Loc: Rancho Cucamonga, CA
Re: Making fake meteorites new [Re: Glassthrower]
      #5722097 - 03/09/13 11:22 AM

Couldn't a meteorite be authenticated with some assurance as being a meteorite (not necessarily the particular fall claimed) by examining its structure under suitable magnification?

In particular 3-D printing depends on melt-fusing a polymer matrix to make the final piece. Regardless of exotic polymer feed formulations that might be developed at some level of granularity an amorphous melt matrix is going to look different from the natural crystallized matrix of a meteorite.

Then of course there is the specific gravity. It would be pretty sophisticated work to develop a 3-D printing feed material that both had the correct microstructure and density to match real meteorite material.

It is a bit like carving a replica out of wood. It may have exactly the same shape as the original thing, but isn't the same material and doesn't pass for being the original under even the most cursory examination.

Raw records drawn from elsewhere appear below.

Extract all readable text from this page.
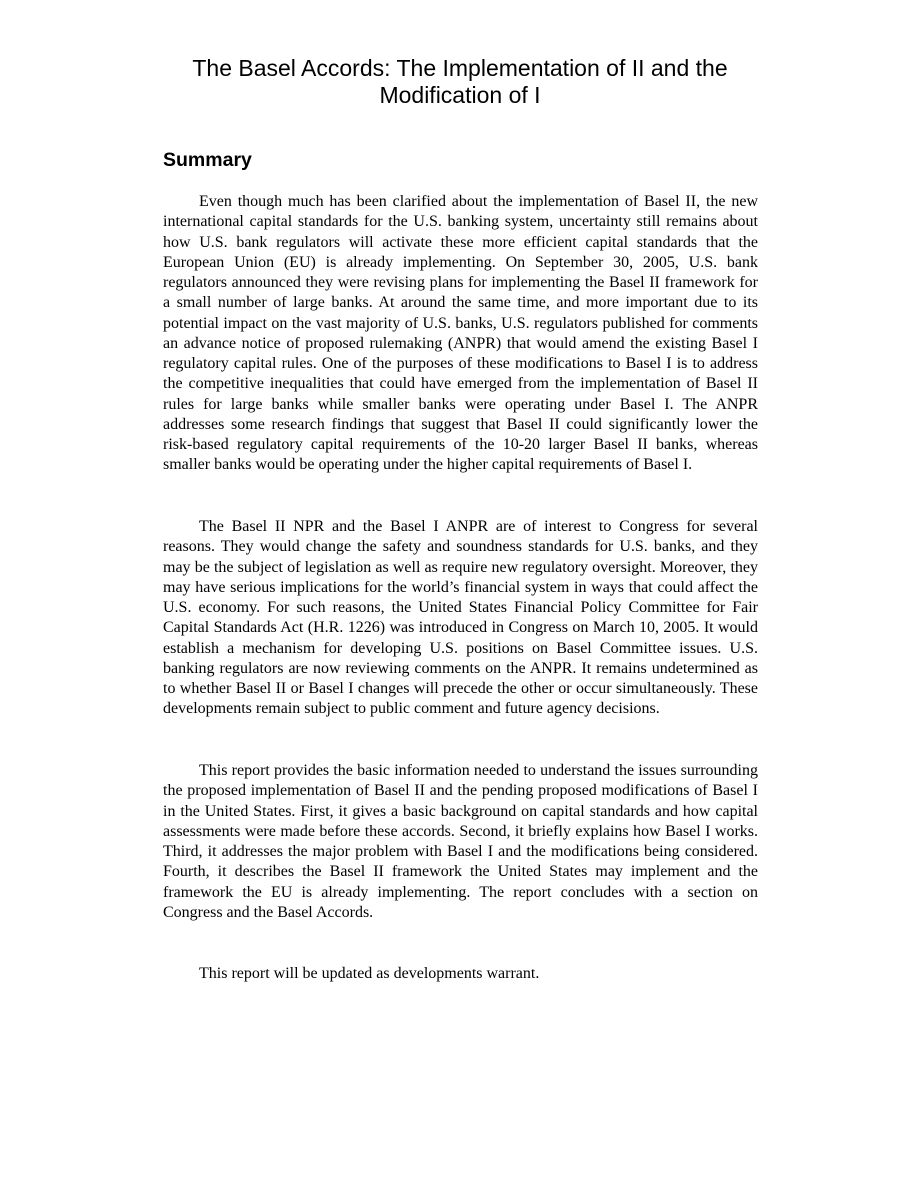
The Basel Accords: The Implementation of II and the Modification of I
Summary

Even though much has been clarified about the implementation of Basel II, the new international capital standards for the U.S. banking system, uncertainty still remains about how U.S. bank regulators will activate these more efficient capital standards that the European Union (EU) is already implementing. On September 30, 2005, U.S. bank regulators announced they were revising plans for implementing the Basel II framework for a small number of large banks. At around the same time, and more important due to its potential impact on the vast majority of U.S. banks, U.S. regulators published for comments an advance notice of proposed rulemaking (ANPR) that would amend the existing Basel I regulatory capital rules. One of the purposes of these modifications to Basel I is to address the competitive inequalities that could have emerged from the implementation of Basel II rules for large banks while smaller banks were operating under Basel I. The ANPR addresses some research findings that suggest that Basel II could significantly lower the risk-based regulatory capital requirements of the 10-20 larger Basel II banks, whereas smaller banks would be operating under the higher capital requirements of Basel I.

The Basel II NPR and the Basel I ANPR are of interest to Congress for several reasons. They would change the safety and soundness standards for U.S. banks, and they may be the subject of legislation as well as require new regulatory oversight. Moreover, they may have serious implications for the world’s financial system in ways that could affect the U.S. economy. For such reasons, the United States Financial Policy Committee for Fair Capital Standards Act (H.R. 1226) was introduced in Congress on March 10, 2005. It would establish a mechanism for developing U.S. positions on Basel Committee issues. U.S. banking regulators are now reviewing comments on the ANPR. It remains undetermined as to whether Basel II or Basel I changes will precede the other or occur simultaneously. These developments remain subject to public comment and future agency decisions.

This report provides the basic information needed to understand the issues surrounding the proposed implementation of Basel II and the pending proposed modifications of Basel I in the United States. First, it gives a basic background on capital standards and how capital assessments were made before these accords. Second, it briefly explains how Basel I works. Third, it addresses the major problem with Basel I and the modifications being considered. Fourth, it describes the Basel II framework the United States may implement and the framework the EU is already implementing. The report concludes with a section on Congress and the Basel Accords.

This report will be updated as developments warrant.
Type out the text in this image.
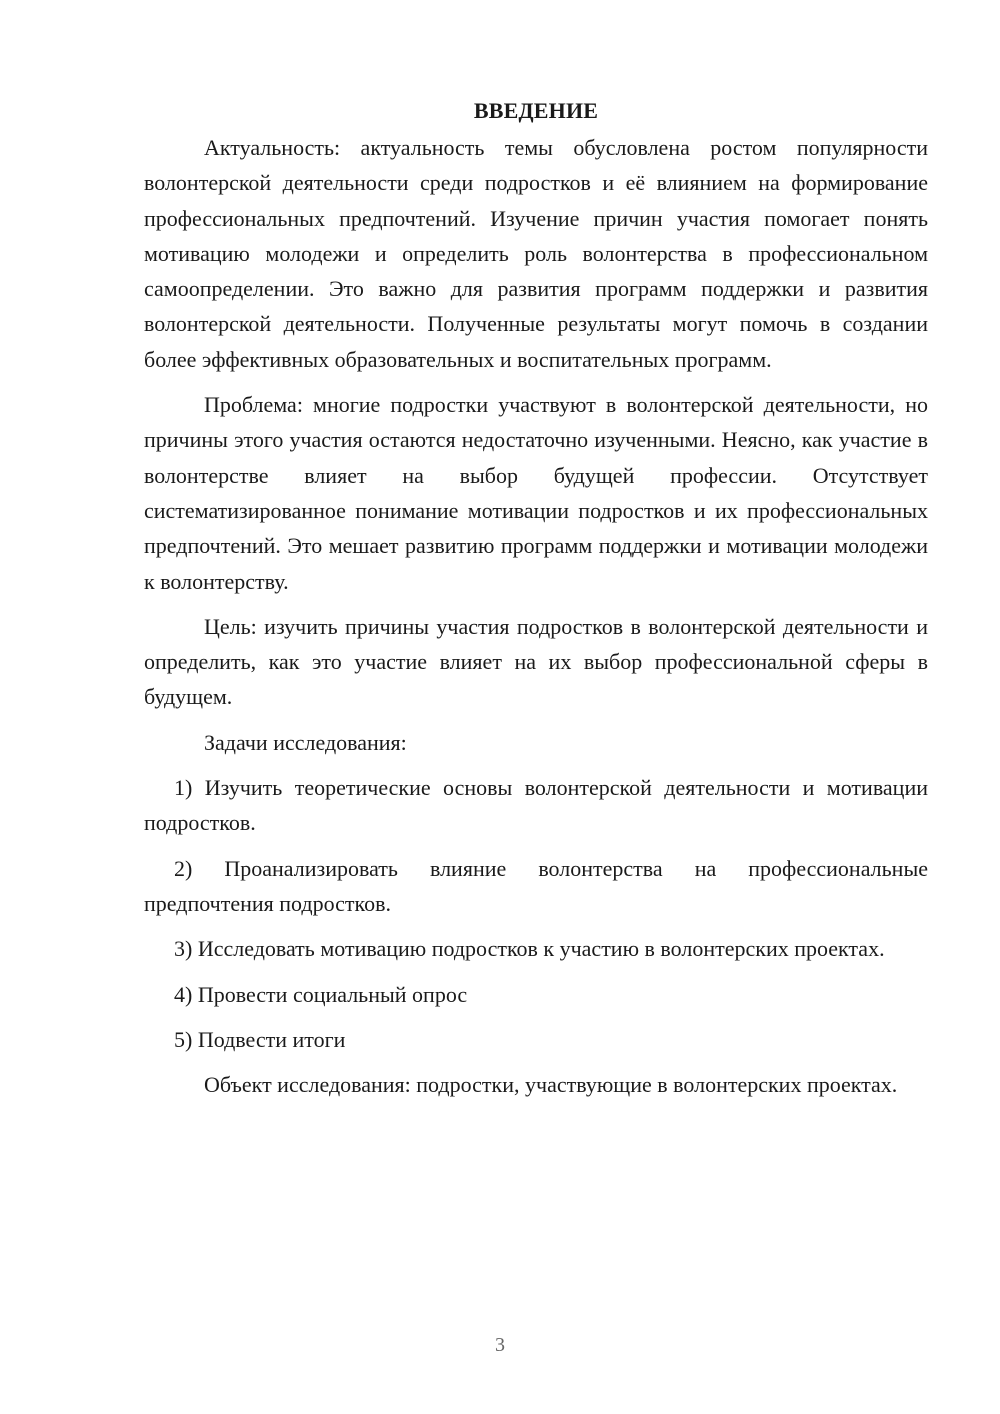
ВВЕДЕНИЕ

Актуальность: актуальность темы обусловлена ростом популярности волонтерской деятельности среди подростков и её влиянием на формирование профессиональных предпочтений. Изучение причин участия помогает понять мотивацию молодежи и определить роль волонтерства в профессиональном самоопределении. Это важно для развития программ поддержки и развития волонтерской деятельности. Полученные результаты могут помочь в создании более эффективных образовательных и воспитательных программ.

Проблема: многие подростки участвуют в волонтерской деятельности, но причины этого участия остаются недостаточно изученными. Неясно, как участие в волонтерстве влияет на выбор будущей профессии. Отсутствует систематизированное понимание мотивации подростков и их профессиональных предпочтений. Это мешает развитию программ поддержки и мотивации молодежи к волонтерству.

Цель: изучить причины участия подростков в волонтерской деятельности и определить, как это участие влияет на их выбор профессиональной сферы в будущем.

Задачи исследования:

1) Изучить теоретические основы волонтерской деятельности и мотивации подростков.

2) Проанализировать влияние волонтерства на профессиональные предпочтения подростков.

3) Исследовать мотивацию подростков к участию в волонтерских проектах.

4) Провести социальный опрос

5) Подвести итоги

Объект исследования: подростки, участвующие в волонтерских проектах.

3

I imagine good meteorite fakers would normally follow procedures similar to archaeological artifact fakers - who replicate the original materials as closely as possible and mimic the original processes of formation and aging. For a meteorite this might involve cementing a mineral powder matrix with a mineral binder, then flame fusing, surface staining, cleaving, etc. I don't think 3-D printing really adds anything that does better than that.